(This story was first published on 24 July 2016. It has been republished from The Quint’s archives to mark the fifth anniversary of the Nirbhaya case. Five years on, we are still a long way from creating a safe space for women. A set of recent incidents involving gruesome rapes of women across the country has yet again raised several questions about the Indian society and the judiciary.)
In the gynaecology ward of a Rohtak hospital, a twenty-year-old college student who was gang-raped three years ago lies interned. She filed an FIR, got two men incarcerated, refused to accept Rs 50 lakh to drop the charges, and when her family received death threats, they moved to a another town.
On 17 July, she was allegedly gangraped. Again. By the same five men who were out on bail. She relived the trauma and its aftermath.
Would you Call her a Victim or a Survivor?
Is she a victim of the system that failed to protect her or a survivor of another assault by the same men?
Activist-writer Sohaila Abdulali, says “being raped was terrible beyond words, but I think being alive is more important.” Sohaila has, through her essays and columns argued how rape is horrible because it hurts you in the most intimate way possible, not because you lose your virtue.
To say that that the college student from Rohtak survived the ordeal, and hence is a survivor, is a simplistic argument to make. The minor girl who was gang-raped and mutilated in Maharashtra’s Ahmednagar district did not make it, so she’s referred to as a rape victim.
But Aruna Shaunbaug lived for forty-two years after she was raped. She was brutally assaulted by a ward boy who used a dog chain to throttle her. It cut off blood and oxygen supply to her brain. Aruna was in a vegetative state for more than four decades at the King Edward Memorial Hospital in Mumbai. Successive pleas to euthanise her were rejected by Indian courts.
Was Aruna a Victim or a Survivor?
The Media Debate
The Indian media is unsure of the politically correct way to refer to a person who’s been raped. The legally correct term is “victim”, and most international media agencies including Reuters continue to use it. But due to greater awareness and sensitisation, the question of how to designate rape victims has often cropped up in newsroom discussions. But is the argument to call all of them “rape survivors” counterproductive to fighting against an unfair system?
The term “survivor” is preferred by some because it recognises the person’s agency or the person’s ability to think and act independently. The connotation attached to “victim” is of a weak person, disenfranchised or bound by an unfair system.
“Park Street Rape Victim” Suzette Jordan decided to waive her right to anonymity and revealed her name and face on national television when she forgot to carry her scarf to mask her face at a protest rally.
On the night of 5 February 2012, after leaving a night club in a five star hotel in Kolkata, Suzette Jordan found herself pinned down in a car with three men in it. She was beaten up, a gun was shoved in her mouth and the men took turns raping her. She was thrown out of the car half-naked, half-dead on Park Street.
Despite being called a liar, and her rape termed a political conspiracy by Chief Minister Mamata Banerjee, Suzette stopped cowering.
Suzette Was a Survivor Not Because of the System. She Was One, Despite It.
From Victim to Survivor
In 1988, Liz Kelly wrote about surviving sexual violence, and interviewed sixty women to know how they defined defined their experiences, the strategies they used to resist, cope and survive sexual violence. Her point was that it’s important for women to act collectively to bring a change in the legal system and the manner in which rape is reported. To do this, she said women had to view themselves and others as survivors, rather than victims.

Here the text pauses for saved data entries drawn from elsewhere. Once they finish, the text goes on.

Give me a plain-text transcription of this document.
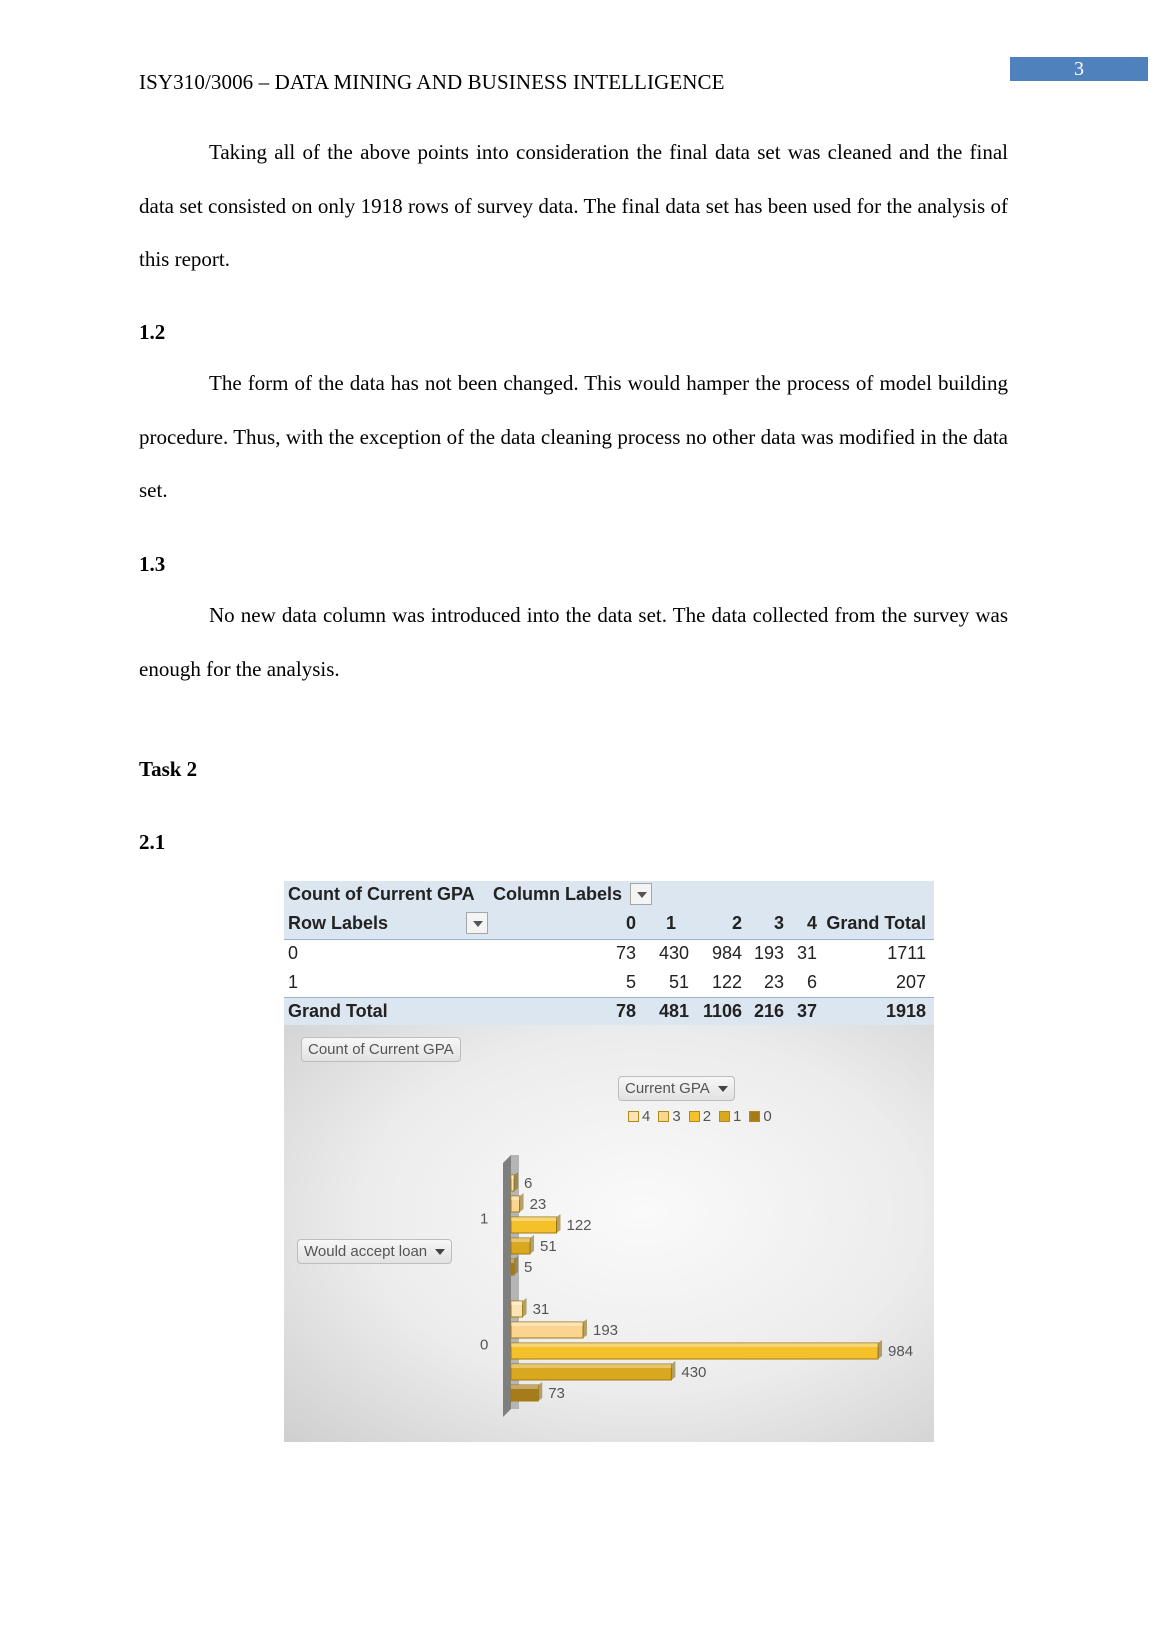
3
ISY310/3006 – DATA MINING AND BUSINESS INTELLIGENCE
Taking all of the above points into consideration the final data set was cleaned and the final data set consisted on only 1918 rows of survey data. The final data set has been used for the analysis of this report.
1.2
The form of the data has not been changed. This would hamper the process of model building procedure. Thus, with the exception of the data cleaning process no other data was modified in the data set.
1.3
No new data column was introduced into the data set. The data collected from the survey was enough for the analysis.
Task 2
2.1
Count of Current GPA Column Labels
Row Labels	0 1	2 3 4 Grand Total
0	73 430 984 193 31	1711
1	5 51 122 23 6	207
Grand Total	78 481 1106 216 37	1918
Count of Current GPA
Current GPA
Would accept loan
4 3 2 1 0
6
23
122
51
5
1
31
193
984
430
73
0
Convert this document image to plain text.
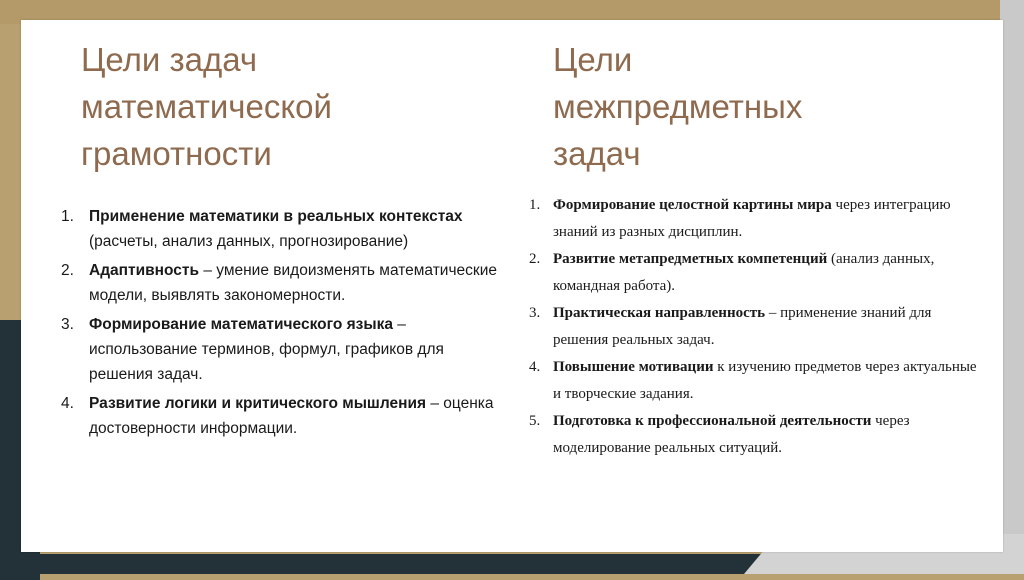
Цели задач
математической
грамотности
Цели
межпредметных
задач
1. Применение математики в реальных контекстах (расчеты, анализ данных, прогнозирование)
2. Адаптивность – умение видоизменять математические модели, выявлять закономерности.
3. Формирование математического языка – использование терминов, формул, графиков для решения задач.
4. Развитие логики и критического мышления – оценка достоверности информации.
1. Формирование целостной картины мира через интеграцию знаний из разных дисциплин.
2. Развитие метапредметных компетенций (анализ данных, командная работа).
3. Практическая направленность – применение знаний для решения реальных задач.
4. Повышение мотивации к изучению предметов через актуальные и творческие задания.
5. Подготовка к профессиональной деятельности через моделирование реальных ситуаций.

Kelly’s book remains as relevant as it was 28 years ago. But should this burden to survive weigh in on the individual alone? Shouldn’t the system have helped Suzette survive, as opposed to victimising her?
Some activists believe that there has to be a transition from ‘victimhood’ to ‘survivor’, involving mental, physical and emotional healing – a sense of empowerment which wants one’s identity to go beyond “the one who was raped”. This can only happen when the system or the state enables it.
The Indian Paradox
An ideal system would involve a sensitive and pro-active police, an efficient criminal justice system and a supportive societal structure that enables a person to transition.
The police, the criminal justice system and our collective social mindset has to enable a person to shed the feeling of being wronged, shamed and victimised. Only then, perhaps, can one feel less like a victim and more like a survivor.
One would think that a developed state is less likely to lend a notion of victimhood than a less developed one. It’s convenient to say that women like Sohaila and Suzette were able to speak out because they were educated women who belonged to a more progressive, urban environment.
In India, women like Phoolan Devi, Bilkis Bano and Sampat Pal Devi have challenged the system and emerged as survivors, in spite of the system being stacked against them.
But let’s not give the system more credit than is due. Lets not gift-wrap victimhood and put a bow on it.